The better choice is to return Motor Vehicle Purchase and Use tax revenues, derived from a tax on vehicle sales, to the Transportation Fund and dedicate these revenues to financing the costs of Irene. Prior to Act 60, all Motor Vehicle Purchase and Use taxes went into the Transportation Fund. With Act 60, these tax revenues were split, with two-thirds going to the Transportation Fund and one-third to the Education Fund. For fiscal year 2013, the Education Fund’s share is estimated at $29.3 million.

At current interest rates, $29.3 million a year can finance $360 million if dedicated to the repayment of 20 year bonds. Restoring Vermont’s highway and bridge system is a perfect match for such bonds. Vermont can pay for this necessary work without raising taxes and without deferring other important transportation projects. Should a federal waiver be granted, Vermont then has two good options to address the costs of Irene.

Such bonds can be issued both by the State of Vermont as well as the Vermont Municipal Bond Bank, thus spreading the credit risk over both the “full faith and credit” of the state and participating municipalities. By firmly dedicating these already existing Purchase and Use revenues to bond repayment, Vermont’s solid credit rating is supported. Further, raising Vermont’s “Rainy Day” fund from 5% to 8% of the budget, as the Governor already suggests, will help mollify Wall St. concerns. In any case, defending our bond rating in discussions with Wall St. is a better choice than raising taxes or delaying important transportation projects.
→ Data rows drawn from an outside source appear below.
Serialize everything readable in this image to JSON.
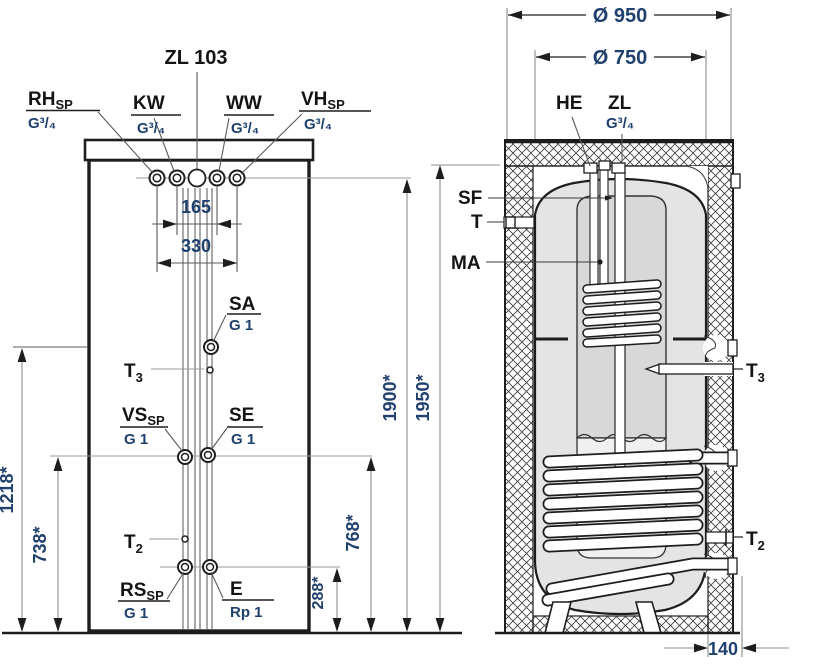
{
  "front": {
    "zl_top": "ZL 103",
    "rh": {
      "main": "RH",
      "sub": "SP",
      "size": "G³/₄"
    },
    "kw": {
      "main": "KW",
      "size": "G³/₄"
    },
    "ww": {
      "main": "WW",
      "size": "G³/₄"
    },
    "vh": {
      "main": "VH",
      "sub": "SP",
      "size": "G³/₄"
    },
    "sa": {
      "main": "SA",
      "size": "G 1"
    },
    "t3": {
      "main": "T",
      "sub": "3"
    },
    "vs": {
      "main": "VS",
      "sub": "SP",
      "size": "G 1"
    },
    "se": {
      "main": "SE",
      "size": "G 1"
    },
    "t2": {
      "main": "T",
      "sub": "2"
    },
    "rs": {
      "main": "RS",
      "sub": "SP",
      "size": "G 1"
    },
    "e": {
      "main": "E",
      "size": "Rp 1"
    },
    "dim_165": "165",
    "dim_330": "330",
    "dim_1218": "1218*",
    "dim_738": "738*",
    "dim_288": "288*",
    "dim_768": "768*",
    "dim_1900": "1900*",
    "dim_1950": "1950*"
  },
  "section": {
    "dim_950": "Ø 950",
    "dim_750": "Ø 750",
    "dim_140": "140",
    "he": "HE",
    "zl": {
      "main": "ZL",
      "size": "G³/₄"
    },
    "sf": "SF",
    "t": "T",
    "ma": "MA",
    "t3": {
      "main": "T",
      "sub": "3"
    },
    "t2": {
      "main": "T",
      "sub": "2"
    }
  },
  "colors": {
    "line": "#1d1d1d",
    "dim_text": "#20406e",
    "label_text": "#141414",
    "leader": "#8c8c8c",
    "tank_fill": "#e4e4e4",
    "inner_fill_top": "#d8d8d8",
    "inner_fill_bottom": "#f0f0f0"
  }
}
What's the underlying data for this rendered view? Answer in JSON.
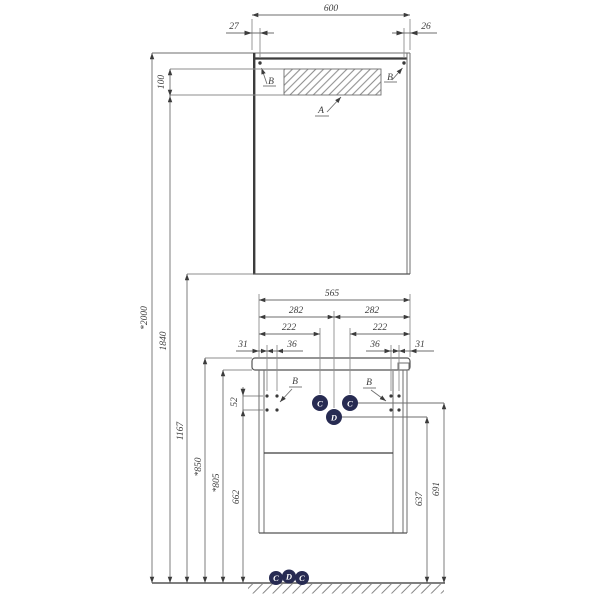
{
  "colors": {
    "bg": "#ffffff",
    "line": "#6e6e6e",
    "ext": "#8d8d8d",
    "accent": "#3c3c3c",
    "text": "#3c3c3c",
    "callout": "#272b52",
    "callout_text": "#ffffff"
  },
  "mirror_cabinet": {
    "width": "600",
    "hole_offset_left": "27",
    "hole_offset_right": "26",
    "light_panel_height": "100",
    "label_light_panel": "A",
    "label_hole_left": "B",
    "label_hole_right": "B"
  },
  "heights": {
    "overall": "*2000",
    "light_bottom": "1840",
    "cabinet_bottom": "1167",
    "countertop_top": "*850",
    "countertop_underside": "*805",
    "holes_bottom": "662",
    "holes_gap": "52",
    "drain": "637",
    "water_supply": "691"
  },
  "vanity": {
    "width": "565",
    "center_left": "282",
    "center_right": "282",
    "supply_offset_left": "222",
    "supply_offset_right": "222",
    "edge_to_hole_left": "31",
    "hole_gap_left": "36",
    "hole_gap_right": "36",
    "edge_to_hole_right": "31",
    "label_hole_left": "B",
    "label_hole_right": "B"
  },
  "callouts": {
    "supply_left": "C",
    "supply_right": "C",
    "drain": "D",
    "floor": [
      "C",
      "D",
      "C"
    ]
  }
}
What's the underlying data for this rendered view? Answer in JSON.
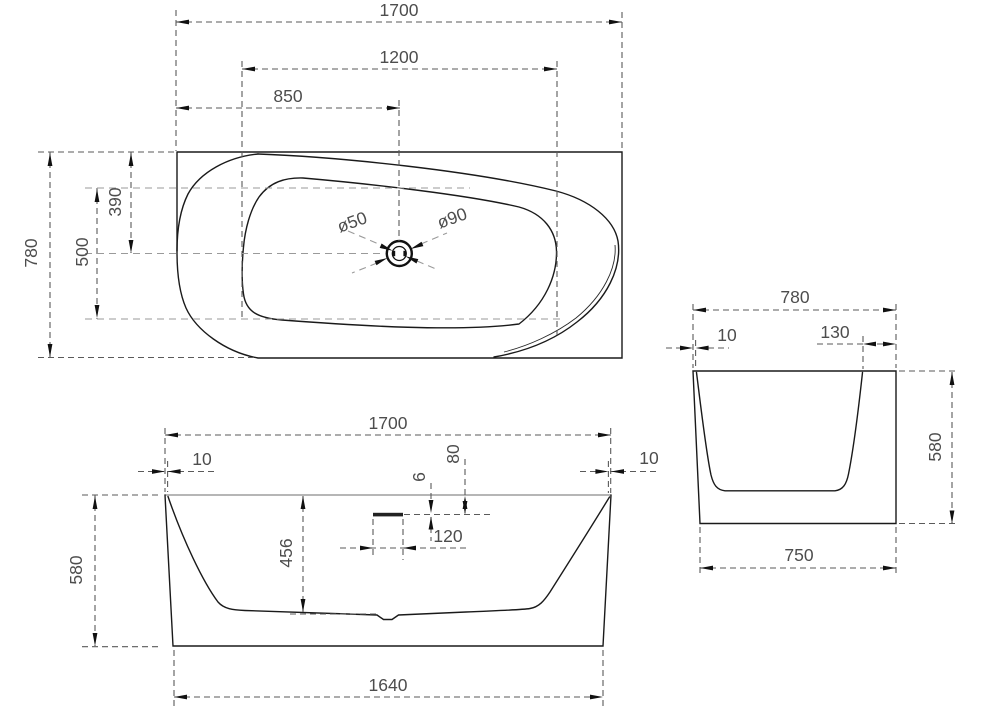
{
  "drawing": {
    "background": "#ffffff",
    "line_color": "#1a1a1a",
    "dimension_line_color": "#5a5a5a",
    "text_color": "#4d4d4d",
    "views": {
      "plan": {
        "title": "bathtub-top-view",
        "dims": {
          "overall_length": "1700",
          "basin_length": "1200",
          "drain_offset": "850",
          "overall_width": "780",
          "basin_width": "500",
          "drain_centerline": "390",
          "drain_diameter_small": "ø50",
          "drain_diameter_large": "ø90"
        }
      },
      "front": {
        "title": "bathtub-front-view",
        "dims": {
          "overall_length": "1700",
          "rim_left": "10",
          "rim_right": "10",
          "overflow_drop": "80",
          "overflow_slot_height": "6",
          "overflow_slot_width": "120",
          "inner_depth": "456",
          "overall_height": "580",
          "base_length": "1640"
        }
      },
      "side": {
        "title": "bathtub-side-view",
        "dims": {
          "overall_width": "780",
          "rim_edge": "10",
          "rim_inner": "130",
          "overall_height": "580",
          "base_width": "750"
        }
      }
    }
  }
}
This sensible approach will require the Shumlin administration engage the powerful NEA and the education lobby, who might oppose this idea. Last year the Governor, with legislative approval, successfully raided the Education Fund of $23.2 million, pushing property taxes up. Property taxes need not be raised again. Given that Vermont’s ratio of pupils to teachers is the very best in the nation at 9.8 to 1 (the national average is 15.3), if the Legislature set the acceptable minimum ratio at 11.7 to 1, which would rank Vermont at second best with Virginia, over $70 million in education spending can be saved. Such savings can in turn support the return of the $29.3 million Purchase and Use revenues to the Transportation Fund as well as free up $40 million in property taxes, which municipalities can use to address their local costs of Irene clean-up or to lower property taxes.
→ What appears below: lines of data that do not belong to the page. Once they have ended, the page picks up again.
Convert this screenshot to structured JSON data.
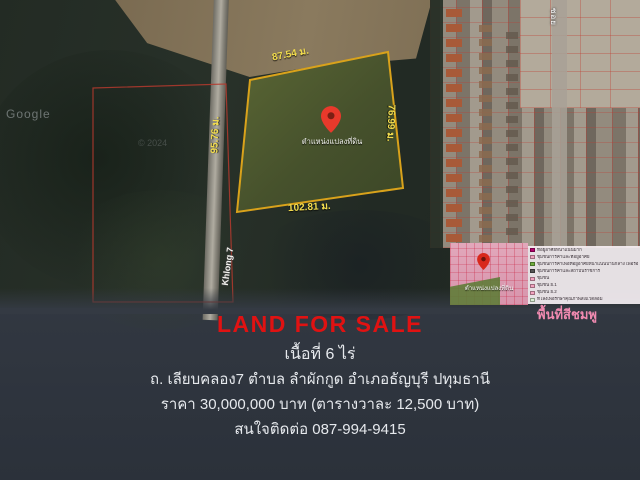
{
  "map": {
    "watermark": "Google",
    "copyright": "© 2024",
    "road_label": "Khlong 7",
    "soi_label": "ซอย",
    "pin_label": "ตำแหน่งแปลงที่ดิน",
    "measurements": {
      "top": "87.54 ม.",
      "right": "76.99 ม.",
      "bottom": "102.81 ม.",
      "left": "95.76 ม."
    },
    "colors": {
      "plot_outline": "#d9a21b",
      "plot_fill": "#4a5530",
      "survey_line": "#b53a2e",
      "measure_text": "#f2dc4e",
      "pin": "#e8392b"
    }
  },
  "inset": {
    "pin_label": "ตำแหน่งแปลงที่ดิน",
    "caption": "พื้นที่สีชมพู",
    "caption_color": "#f08ab0",
    "legend": [
      {
        "color": "#b5006e",
        "label": "ที่อยู่อาศัยหนาแน่นมาก"
      },
      {
        "color": "#f3a3c0",
        "label": "ชุมชนการค้าและที่อยู่อาศัย"
      },
      {
        "color": "#6fae3e",
        "label": "ชุมชนการค้าเพื่อที่อยู่อาศัยหนาแน่นปานกลาง เพื่อรองรับการขยายตัว"
      },
      {
        "color": "#555555",
        "label": "ชุมชนการค้าและสถาบันราชการ"
      },
      {
        "color": "#f3a3c0",
        "label": "ชุมชน"
      },
      {
        "color": "#f3a3c0",
        "label": "ชุมชน ย.1"
      },
      {
        "color": "#f3a3c0",
        "label": "ชุมชน ย.2"
      },
      {
        "color": "#d9eed2",
        "label": "ที่โล่งเพื่อรักษาคุณภาพสิ่งแวดล้อม"
      }
    ]
  },
  "listing": {
    "headline": "LAND FOR SALE",
    "headline_color": "#e01212",
    "area": "เนื้อที่ 6 ไร่",
    "address": "ถ. เลียบคลอง7 ตำบล ลำผักกูด อำเภอธัญบุรี ปทุมธานี",
    "price": "ราคา 30,000,000 บาท (ตารางวาละ 12,500 บาท)",
    "contact": "สนใจติดต่อ 087-994-9415"
  }
}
Given the incredible fiscal pressures left by Irene, moving one notch down from the best to second best pupil-teacher ratio in the nation is a better choice than raising taxes, delaying important transportation projects, and undermining the future prosperity of Vermonters. With the current debate unfolding regarding tax increases to support Vermont’s health care reform, proposals for tax increases in other areas should be kept on the shelf.